Multimodal (Attachments)

The Multimodal tab controls how the agent handles attachments sent by the user — images, files, and audio. You decide whether each type is accepted natively, pre-processed by another model, or blocked with a friendly message.

Multimodal tab — Image card

Enable attachments when the agent needs to:

  • read screenshots, product photos, receipts, or diagrams (image);
  • analyze PDFs, spreadsheets, contracts, or other documents (file);
  • transcribe voice messages from WhatsApp and similar (audio).

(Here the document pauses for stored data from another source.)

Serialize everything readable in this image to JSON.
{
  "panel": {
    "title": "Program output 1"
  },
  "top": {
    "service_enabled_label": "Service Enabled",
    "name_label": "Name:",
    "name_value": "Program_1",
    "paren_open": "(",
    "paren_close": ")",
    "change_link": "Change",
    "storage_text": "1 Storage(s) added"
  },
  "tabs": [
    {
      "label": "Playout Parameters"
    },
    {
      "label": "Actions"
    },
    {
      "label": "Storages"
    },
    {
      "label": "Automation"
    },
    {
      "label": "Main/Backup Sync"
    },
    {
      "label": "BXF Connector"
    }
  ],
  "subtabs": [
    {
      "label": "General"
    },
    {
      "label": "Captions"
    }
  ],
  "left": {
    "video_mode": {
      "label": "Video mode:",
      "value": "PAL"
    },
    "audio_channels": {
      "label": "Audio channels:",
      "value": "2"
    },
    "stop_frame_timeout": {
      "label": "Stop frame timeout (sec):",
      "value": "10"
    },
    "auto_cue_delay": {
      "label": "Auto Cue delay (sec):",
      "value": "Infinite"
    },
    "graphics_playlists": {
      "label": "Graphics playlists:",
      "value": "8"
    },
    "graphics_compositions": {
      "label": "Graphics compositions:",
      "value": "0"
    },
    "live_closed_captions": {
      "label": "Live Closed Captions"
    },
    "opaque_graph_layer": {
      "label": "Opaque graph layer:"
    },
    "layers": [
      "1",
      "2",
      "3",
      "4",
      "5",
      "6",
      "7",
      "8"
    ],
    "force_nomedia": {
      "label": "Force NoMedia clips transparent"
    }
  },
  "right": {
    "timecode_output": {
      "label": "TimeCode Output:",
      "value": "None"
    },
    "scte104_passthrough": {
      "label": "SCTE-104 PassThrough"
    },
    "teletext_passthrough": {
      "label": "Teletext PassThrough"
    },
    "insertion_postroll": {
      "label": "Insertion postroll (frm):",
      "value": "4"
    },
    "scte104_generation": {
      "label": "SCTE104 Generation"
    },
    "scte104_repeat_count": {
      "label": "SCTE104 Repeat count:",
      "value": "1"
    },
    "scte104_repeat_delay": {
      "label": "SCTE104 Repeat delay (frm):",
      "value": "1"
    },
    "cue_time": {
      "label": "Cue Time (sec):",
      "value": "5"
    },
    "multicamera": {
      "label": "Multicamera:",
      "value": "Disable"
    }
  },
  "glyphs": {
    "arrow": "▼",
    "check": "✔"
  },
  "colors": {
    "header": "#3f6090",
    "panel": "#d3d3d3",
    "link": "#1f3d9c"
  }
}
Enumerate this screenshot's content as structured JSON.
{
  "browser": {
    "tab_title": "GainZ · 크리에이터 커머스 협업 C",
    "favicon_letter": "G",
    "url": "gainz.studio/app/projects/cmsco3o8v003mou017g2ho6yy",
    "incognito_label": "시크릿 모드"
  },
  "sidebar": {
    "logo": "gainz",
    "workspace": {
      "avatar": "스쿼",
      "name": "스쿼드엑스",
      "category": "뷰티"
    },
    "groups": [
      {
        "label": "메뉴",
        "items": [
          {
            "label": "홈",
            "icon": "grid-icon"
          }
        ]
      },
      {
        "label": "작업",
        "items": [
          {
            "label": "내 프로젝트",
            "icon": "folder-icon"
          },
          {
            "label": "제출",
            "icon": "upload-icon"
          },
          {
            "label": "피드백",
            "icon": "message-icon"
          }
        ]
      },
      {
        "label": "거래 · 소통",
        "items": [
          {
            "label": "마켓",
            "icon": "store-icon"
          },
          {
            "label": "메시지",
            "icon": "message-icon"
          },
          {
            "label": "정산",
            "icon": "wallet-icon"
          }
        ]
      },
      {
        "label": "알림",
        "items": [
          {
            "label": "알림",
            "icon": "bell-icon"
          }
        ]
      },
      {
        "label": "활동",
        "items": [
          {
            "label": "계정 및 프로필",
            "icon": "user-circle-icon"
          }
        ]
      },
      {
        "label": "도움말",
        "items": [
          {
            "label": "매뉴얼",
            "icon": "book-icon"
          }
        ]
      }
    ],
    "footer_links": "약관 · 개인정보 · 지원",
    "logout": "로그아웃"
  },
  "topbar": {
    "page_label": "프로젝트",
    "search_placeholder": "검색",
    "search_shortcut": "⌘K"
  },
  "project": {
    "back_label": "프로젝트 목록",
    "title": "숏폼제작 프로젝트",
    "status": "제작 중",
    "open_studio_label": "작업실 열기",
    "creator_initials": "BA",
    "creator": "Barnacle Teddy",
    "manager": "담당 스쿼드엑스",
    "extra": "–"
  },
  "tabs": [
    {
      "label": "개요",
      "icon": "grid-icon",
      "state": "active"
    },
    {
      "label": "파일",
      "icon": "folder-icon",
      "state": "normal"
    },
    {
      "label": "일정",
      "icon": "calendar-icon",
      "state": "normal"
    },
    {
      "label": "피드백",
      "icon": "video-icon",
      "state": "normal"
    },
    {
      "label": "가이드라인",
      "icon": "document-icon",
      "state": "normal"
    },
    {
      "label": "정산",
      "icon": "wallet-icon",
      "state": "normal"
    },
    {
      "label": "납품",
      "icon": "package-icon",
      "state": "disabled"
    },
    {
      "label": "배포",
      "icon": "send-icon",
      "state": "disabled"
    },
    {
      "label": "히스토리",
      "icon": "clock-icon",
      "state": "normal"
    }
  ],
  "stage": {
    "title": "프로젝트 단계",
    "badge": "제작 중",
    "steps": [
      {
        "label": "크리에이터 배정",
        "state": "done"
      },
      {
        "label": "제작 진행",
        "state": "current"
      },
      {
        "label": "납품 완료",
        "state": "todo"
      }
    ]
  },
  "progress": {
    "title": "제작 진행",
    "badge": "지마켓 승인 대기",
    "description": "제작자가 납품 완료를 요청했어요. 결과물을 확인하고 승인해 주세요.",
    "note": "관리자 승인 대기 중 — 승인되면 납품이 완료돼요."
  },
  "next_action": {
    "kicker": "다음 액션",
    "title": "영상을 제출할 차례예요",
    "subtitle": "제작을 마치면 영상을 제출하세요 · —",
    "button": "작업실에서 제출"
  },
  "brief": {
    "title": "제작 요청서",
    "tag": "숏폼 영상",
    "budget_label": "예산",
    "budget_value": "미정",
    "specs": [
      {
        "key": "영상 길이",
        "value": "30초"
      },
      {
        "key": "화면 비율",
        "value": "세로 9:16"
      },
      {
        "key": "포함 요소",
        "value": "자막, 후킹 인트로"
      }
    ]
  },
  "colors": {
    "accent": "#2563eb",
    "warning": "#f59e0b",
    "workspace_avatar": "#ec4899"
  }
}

If the agent doesn’t need any of these, leave them off — you avoid cost and confused replies when users send something the agent wouldn’t use.

Each card has three radio options:

  • Accept natively: the attachment goes straight to the agent’s model. Only works if the model picked in Model supports it (the UI shows a “Current model doesn’t support” warning when it doesn’t).
  • Pre-process with another model: an auxiliary model reads the attachment and injects a description into the context as text. Costs an extra call, but lets you run a cheap model as the main one and still read images or files. Pick which model to use in the select below.
  • Don’t accept: the attachment is rejected and the user receives a custom message in Portuguese and English that you define.

Pre-processing is great for saving cost: run the main agent on a cheap model and use a vision-capable model only for the image description.

The audio card is simpler: on or off. When on, audio is automatically transcribed with Whisper (OpenAI) and the text reaches the agent as if it were typed. Costs about 13 credits per minute transcribed.

When off, you define the message users see when they send audio.

  • Image: PNG, JPG, WEBP, GIF.
  • Files: PDF (with OCR on compatible models), DOCX, XLSX, CSV, TXT, and other common documents.
  • Audio: formats supported by Whisper (MP3, M4A, OGG, WAV, etc.).

Size limits follow what each model accepts — usually a few megabytes per attachment.

  • If the main model already supports vision and files, use Accept natively — cheapest and fastest.
  • If you want to run the agent on a low-cost model but still need image reading, use Pre-process.
  • Always write a clear fallback message in disabled mode, explaining how the user can rephrase the request in text.

Open the agent under Agents, click Multimodal in the sidebar, adjust the three cards and click Save.